Open Borders as a Tool of Deconstruction

Perhaps the most significant point of convergence is the policy of open borders. For the Monarch wanting his serfs back and the Marxist globalist, the nation-state is the primary vehicle of capitalism and Western identity. The erosion of borders is seen as a necessary step toward the dissolution of these structures—a way to create a transnational proletariat and dismantle the cultural cohesion that underpins liberal democracy.

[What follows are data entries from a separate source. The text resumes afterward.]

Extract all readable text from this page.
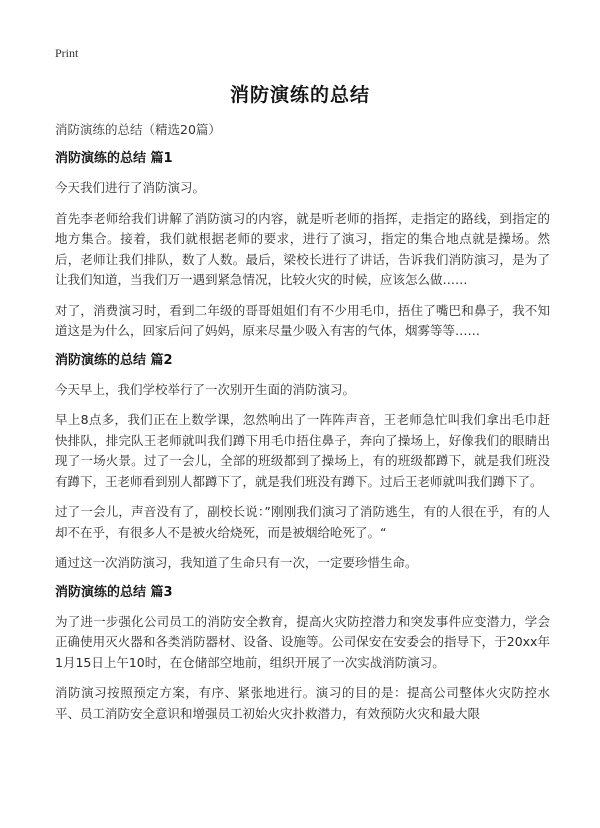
Print
消防演练的总结
消防演练的总结（精选20篇）
消防演练的总结 篇1

今天我们进行了消防演习。

首先李老师给我们讲解了消防演习的内容，就是听老师的指挥，走指定的路线，到指定的地方集合。接着，我们就根据老师的要求，进行了演习，指定的集合地点就是操场。然后，老师让我们排队，数了人数。最后，梁校长进行了讲话，告诉我们消防演习，是为了让我们知道，当我们万一遇到紧急情况，比较火灾的时候，应该怎么做……

对了，消费演习时，看到二年级的哥哥姐姐们有不少用毛巾，捂住了嘴巴和鼻子，我不知道这是为什么，回家后问了妈妈，原来尽量少吸入有害的气体，烟雾等等……

消防演练的总结 篇2

今天早上，我们学校举行了一次别开生面的消防演习。

早上8点多，我们正在上数学课，忽然响出了一阵阵声音，王老师急忙叫我们拿出毛巾赶快排队，排完队王老师就叫我们蹲下用毛巾捂住鼻子，奔向了操场上，好像我们的眼睛出现了一场火景。过了一会儿，全部的班级都到了操场上，有的班级都蹲下，就是我们班没有蹲下，王老师看到别人都蹲下了，就是我们班没有蹲下。过后王老师就叫我们蹲下了。

过了一会儿，声音没有了，副校长说：”刚刚我们演习了消防逃生，有的人很在乎，有的人却不在乎，有很多人不是被火给烧死，而是被烟给呛死了。“

通过这一次消防演习，我知道了生命只有一次，一定要珍惜生命。

消防演练的总结 篇3

为了进一步强化公司员工的消防安全教育，提高火灾防控潜力和突发事件应变潜力，学会正确使用灭火器和各类消防器材、设备、设施等。公司保安在安委会的指导下，于20xx年1月15日上午10时，在仓储部空地前，组织开展了一次实战消防演习。

消防演习按照预定方案，有序、紧张地进行。演习的目的是：提高公司整体火灾防控水平、员工消防安全意识和增强员工初始火灾扑救潜力，有效预防火灾和最大限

For political Islam, open borders in the West serve a different but complementary purpose. The mass migration of populations from the Global South to Europe and North America, facilitated by globalist policy, represents a form of “demographic jihad.” Islamist strategists have long spoken of “conquering” the West without firing a shot, by out-breeding and out-populating native populations to eventually shift the cultural and political center of gravity. The Muslim Brotherhood’s stated goal of “civilizational jihad” aligns with the Marxist goal of a post-national world. The alliance here is functional: the globalist Left provides the ideological justification and policy machinery for open borders, while Islamist groups provide the foot soldiers and cultural leverage to further destabilize existing Western nation-states.